Richiedendo forze colossali, non sorprende che le compagnie più piccole la evitino. Tuttavia, la riduzione orchestrale di Tony Burke si è rivelata più che adeguata per esprimere la grandiosità sonora della partitura di Puccini. Tutte le esotiche percussioni richieste erano in mostra, con sufficienti ottoni che aggiungevano brio e panache. Solo lo xilofono d'apertura del Mandarino e un debole organo elettrico hanno deluso, una piccola pecca considerando l'esecuzione di classe dei 41 musicisti della City of London Sinfonia sotto la bacchetta elegante di Naomi Woo. La sua interpretazione fluida aveva il necessario impatto, scoprendo dettagli felici a volte sepolti nell'orchestrazione piena.

La regista Eleanor Burke porta alcune idee ponderate, anche se i cantanti sono a volte frustrantemente distanti dal pubblico e il finale imposto, in cui una sconvolta Turandot respinge nettamente Calaf, sembra forzato.
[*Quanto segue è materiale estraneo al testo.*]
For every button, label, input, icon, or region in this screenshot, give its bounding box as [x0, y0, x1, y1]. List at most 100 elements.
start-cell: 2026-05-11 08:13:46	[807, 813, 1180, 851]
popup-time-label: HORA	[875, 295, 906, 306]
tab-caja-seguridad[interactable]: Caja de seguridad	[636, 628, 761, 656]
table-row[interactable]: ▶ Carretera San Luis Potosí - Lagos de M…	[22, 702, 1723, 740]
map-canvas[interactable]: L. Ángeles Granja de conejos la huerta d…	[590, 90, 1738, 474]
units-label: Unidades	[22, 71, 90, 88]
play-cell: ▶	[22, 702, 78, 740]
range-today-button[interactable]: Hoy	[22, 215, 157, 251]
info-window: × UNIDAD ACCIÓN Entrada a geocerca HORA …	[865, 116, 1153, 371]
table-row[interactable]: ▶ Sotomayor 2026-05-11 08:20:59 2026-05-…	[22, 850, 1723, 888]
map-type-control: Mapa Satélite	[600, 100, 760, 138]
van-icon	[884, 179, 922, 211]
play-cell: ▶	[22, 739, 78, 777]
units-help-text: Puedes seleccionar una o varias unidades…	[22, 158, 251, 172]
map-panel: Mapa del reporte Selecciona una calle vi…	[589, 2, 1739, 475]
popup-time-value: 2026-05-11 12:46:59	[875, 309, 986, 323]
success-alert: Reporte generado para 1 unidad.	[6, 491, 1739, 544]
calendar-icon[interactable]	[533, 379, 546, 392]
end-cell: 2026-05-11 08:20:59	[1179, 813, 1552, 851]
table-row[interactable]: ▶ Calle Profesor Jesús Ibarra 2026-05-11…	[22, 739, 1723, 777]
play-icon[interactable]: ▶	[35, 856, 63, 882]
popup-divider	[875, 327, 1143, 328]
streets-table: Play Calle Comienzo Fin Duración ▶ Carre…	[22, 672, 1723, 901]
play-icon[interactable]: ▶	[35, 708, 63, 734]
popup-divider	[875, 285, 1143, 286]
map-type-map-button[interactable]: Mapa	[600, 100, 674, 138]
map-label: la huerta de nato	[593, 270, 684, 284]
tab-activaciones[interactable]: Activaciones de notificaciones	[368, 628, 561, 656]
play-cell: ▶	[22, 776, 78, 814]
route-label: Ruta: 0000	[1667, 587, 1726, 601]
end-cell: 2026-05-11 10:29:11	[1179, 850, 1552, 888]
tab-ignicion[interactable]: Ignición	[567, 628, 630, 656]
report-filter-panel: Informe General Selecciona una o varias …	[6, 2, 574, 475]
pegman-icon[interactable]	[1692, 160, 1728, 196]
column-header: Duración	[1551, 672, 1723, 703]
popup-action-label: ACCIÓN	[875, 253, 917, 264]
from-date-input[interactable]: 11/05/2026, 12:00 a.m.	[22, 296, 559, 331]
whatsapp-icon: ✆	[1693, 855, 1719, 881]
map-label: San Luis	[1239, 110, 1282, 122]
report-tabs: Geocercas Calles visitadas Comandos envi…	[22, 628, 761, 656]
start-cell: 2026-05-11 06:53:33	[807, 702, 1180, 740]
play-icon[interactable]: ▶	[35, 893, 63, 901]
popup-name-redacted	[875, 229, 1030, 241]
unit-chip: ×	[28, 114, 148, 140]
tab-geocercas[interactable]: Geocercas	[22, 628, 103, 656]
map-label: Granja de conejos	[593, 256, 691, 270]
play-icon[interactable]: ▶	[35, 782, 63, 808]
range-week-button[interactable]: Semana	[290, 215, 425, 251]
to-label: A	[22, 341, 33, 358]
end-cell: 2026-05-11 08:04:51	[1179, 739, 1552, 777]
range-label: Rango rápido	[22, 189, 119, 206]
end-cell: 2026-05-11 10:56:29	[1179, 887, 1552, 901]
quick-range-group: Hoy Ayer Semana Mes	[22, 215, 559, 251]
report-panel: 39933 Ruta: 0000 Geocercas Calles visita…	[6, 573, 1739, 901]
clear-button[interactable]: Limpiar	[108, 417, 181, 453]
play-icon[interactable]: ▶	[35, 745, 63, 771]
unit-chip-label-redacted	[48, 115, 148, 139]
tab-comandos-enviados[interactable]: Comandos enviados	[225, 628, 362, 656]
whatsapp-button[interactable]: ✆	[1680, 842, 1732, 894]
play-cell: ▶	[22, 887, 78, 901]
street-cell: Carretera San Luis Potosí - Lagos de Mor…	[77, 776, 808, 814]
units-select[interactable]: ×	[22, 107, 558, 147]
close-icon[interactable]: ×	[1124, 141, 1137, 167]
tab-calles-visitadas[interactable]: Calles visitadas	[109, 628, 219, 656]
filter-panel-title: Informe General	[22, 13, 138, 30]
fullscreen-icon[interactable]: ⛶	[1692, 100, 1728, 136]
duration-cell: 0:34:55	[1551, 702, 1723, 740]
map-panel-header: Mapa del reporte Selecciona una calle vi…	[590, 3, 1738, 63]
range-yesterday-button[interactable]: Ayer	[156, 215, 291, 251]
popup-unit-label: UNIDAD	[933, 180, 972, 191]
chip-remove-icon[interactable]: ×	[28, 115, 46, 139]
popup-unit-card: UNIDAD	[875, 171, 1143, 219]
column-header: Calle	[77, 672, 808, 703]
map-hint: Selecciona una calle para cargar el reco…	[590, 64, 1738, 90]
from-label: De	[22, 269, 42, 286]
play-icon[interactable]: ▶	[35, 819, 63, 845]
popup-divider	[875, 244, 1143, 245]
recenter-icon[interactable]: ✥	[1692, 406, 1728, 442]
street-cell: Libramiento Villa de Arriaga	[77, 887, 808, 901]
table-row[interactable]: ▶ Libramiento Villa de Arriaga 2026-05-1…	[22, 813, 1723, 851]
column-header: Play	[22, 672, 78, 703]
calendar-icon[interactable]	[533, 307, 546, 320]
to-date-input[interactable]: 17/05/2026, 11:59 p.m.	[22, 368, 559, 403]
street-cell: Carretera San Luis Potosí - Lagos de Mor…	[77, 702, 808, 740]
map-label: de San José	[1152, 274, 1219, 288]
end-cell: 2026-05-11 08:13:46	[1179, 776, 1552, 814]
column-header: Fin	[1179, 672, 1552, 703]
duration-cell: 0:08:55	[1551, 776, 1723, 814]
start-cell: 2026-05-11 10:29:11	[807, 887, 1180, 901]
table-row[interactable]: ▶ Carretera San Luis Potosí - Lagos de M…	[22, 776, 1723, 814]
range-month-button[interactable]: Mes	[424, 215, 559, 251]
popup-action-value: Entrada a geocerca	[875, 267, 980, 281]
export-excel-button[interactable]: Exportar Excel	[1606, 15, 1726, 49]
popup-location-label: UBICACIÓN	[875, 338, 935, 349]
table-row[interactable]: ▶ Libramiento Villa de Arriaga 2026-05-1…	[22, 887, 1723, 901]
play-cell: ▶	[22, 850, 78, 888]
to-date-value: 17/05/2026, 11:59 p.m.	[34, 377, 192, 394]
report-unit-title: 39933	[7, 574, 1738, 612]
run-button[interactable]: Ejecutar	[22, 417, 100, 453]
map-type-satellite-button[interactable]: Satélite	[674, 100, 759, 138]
José de Eça guida un cast forte nei panni di Calaf, con un fraseggio flessibile e un tono idealmente italiano. Nessun dorma è stato sia elegante che emozionante, mentre un Do acuto opzionale nella scena degli indovinelli ha visto il tenore portoghese a malapena sudare. Il soprano gallese Fflur Wyn è una Liù dal timbro dolce con un delizioso pianissimo, radiosa in Signore ascolta e toccante nella scena della morte. Come Turandot, il soprano francese Anne Sophie Duprels ha la potenza di fuoco necessaria negli acuti per sovrastare l'orchestra, anche se altrove manca di ampiezza e stabilità.

Josef Jeongmeen Ahn, Joseph Buckmaster e Zwakele Tshabalala hanno creato personaggi carismatici e contrastanti come Ping, Pang e Pong, mettendo in luce sia il lirismo della musica che il suo morso sarcastico. Jihoon Kim è un Timur dal timbro caldo. Come hanno dimostrato in questa stagione con La Fanciulla del West, il Coro di Opera Holland Park è all'altezza di qualsiasi coro del circuito, affiancato qui dall'entusiasta coro giovanile della compagnia.